The current study highlights multifaceted barriers that hinder the use of vasectomy in rural India, such as family resistance, religious convictions, gendered expectations, social stigma, fear of impotence, and physical frailty. In keeping with long-standing patriarchal norms and power relations, males frequently view family planning as a female responsibility while women are urged to get sterilized. Male family planning participation is further constrained by knowledge gaps, low educational attainment, economic vulnerability, and adverse work settings, whereas temporary techniques continue to be the most used approach.

These results are consistent with research from India and other nations where male sterilization is discouraged by cultural taboos, social standing, and masculinity4-8,10,12,20,21. According to Kandiyoti’s “patriarchal bargain” gendered attitudes and spousal influence account for why women consent to sterilization whereas males do not21. International research has demonstrated that improving male uptake involves counselling couples, interacting with religious leaders, and disseminating culturally appropriate information19,22-25. There has been persistent scepticism of vasectomy programs due to the legacy of coercive ‘nasbandi’ camps, which frequently targeted underprivileged classes12,21. Studies show that a male-centric approach led to increased vasectomy use in Nepal (7.8%), Brazil (5.1%), and Colombia (3.4%)2. Without true promotion of vasectomy, the NHP’s goal of raising vasectomy prevalence promptly may not be achievable.

Several practical alternatives were proposed by stakeholders, such as collaborative counselling between husband and wife in ANC clinics, a thorough explanation of non-scalpel vasectomy, involving celebrities, religious leaders, and local leaders to promote vasectomy, and increasing government incentives and workplace support.

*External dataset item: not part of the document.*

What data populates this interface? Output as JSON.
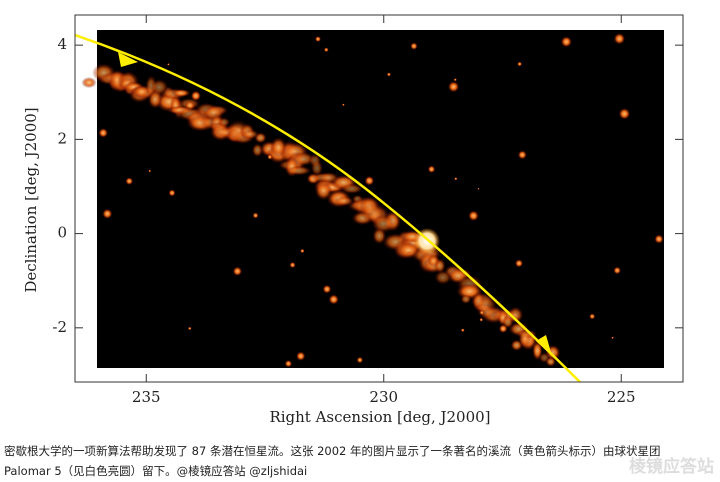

International research supports these tactics by showing that male-targeted initiatives, collaborative decision-making, and counselling greatly boost the uptake of vasectomy 18,19,21-23. This would ease the burden on women. Experts’ opinions were similar to the Supply-enabling environment-demand (SEED) programming model22 which involves adoption of evidence-based vasectomy techniques such as no-scalpel vasectomy and mobile outreach should be improvised24. Therefore, it is important to consider vasectomy resistance as a result of intersections of gendered power relations, caste, religion, and patriarchy rather than only ignorance.

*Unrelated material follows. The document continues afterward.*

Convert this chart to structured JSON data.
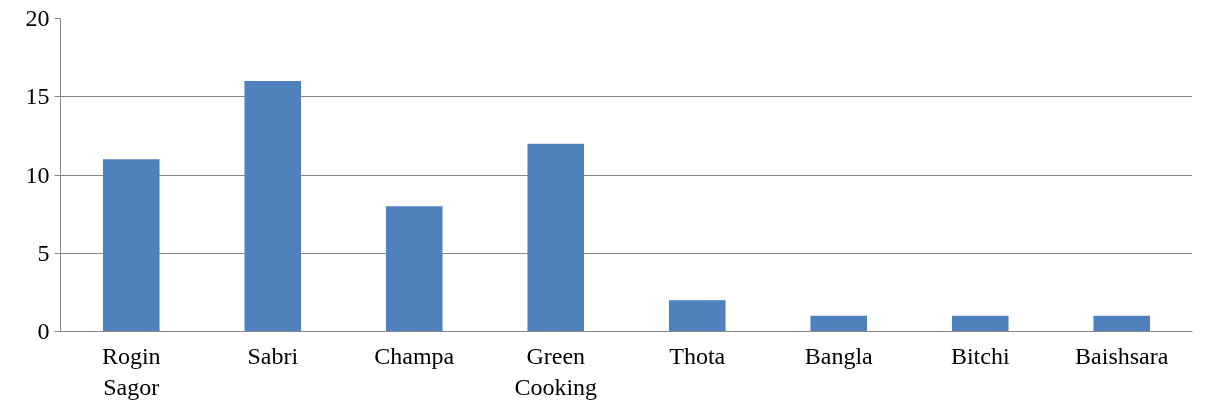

This study has captured the Emic perspective of the rural participants. The principles of PRA (Participatory Rural Appraisal), such as reversal of learning, learning rapidly and progressively, offsetting biases, triangulating, and seeking diversity, were adopted in our study. Highlighting driving and restraining forces, it helps identify leverage points where interventions can be most effective, facilitating targeted action. Triangulation enhanced the validity and richness of their findings. Even though, diverse participants were included, generalizability is the challenge as the study was conducted in a single rural setting, with a possibility of social desirability bias. This study finds that patriarchal norms, religious beliefs, workplace concerns along with stereotypes of impotence limit vasectomy acceptance in rural India. Using feminist and sociological perspectives, it shows men’s resistance is shaped by cultural memory and gendered power relations. Promoting vasectomy requires collaborative efforts involving men, spouses, employers, and religious leaders, not just information campaigns. By integrating expert insights and rural voices the study highlights socio-cultural barriers and emphasizes reframing vasectomy as a shared responsibility for gender-equitable family planning.

Acknowledgment

Study participants and experts.

Financial support & sponsorship

None.

Conflicts of Interest

None.

Use of Artificial Intelligence (AI)-Assisted Technology for manuscript preparation

The authors confirm that there was no use of AI-assisted technology for assisting in the writing of the manuscript and no images were manipulated using AI.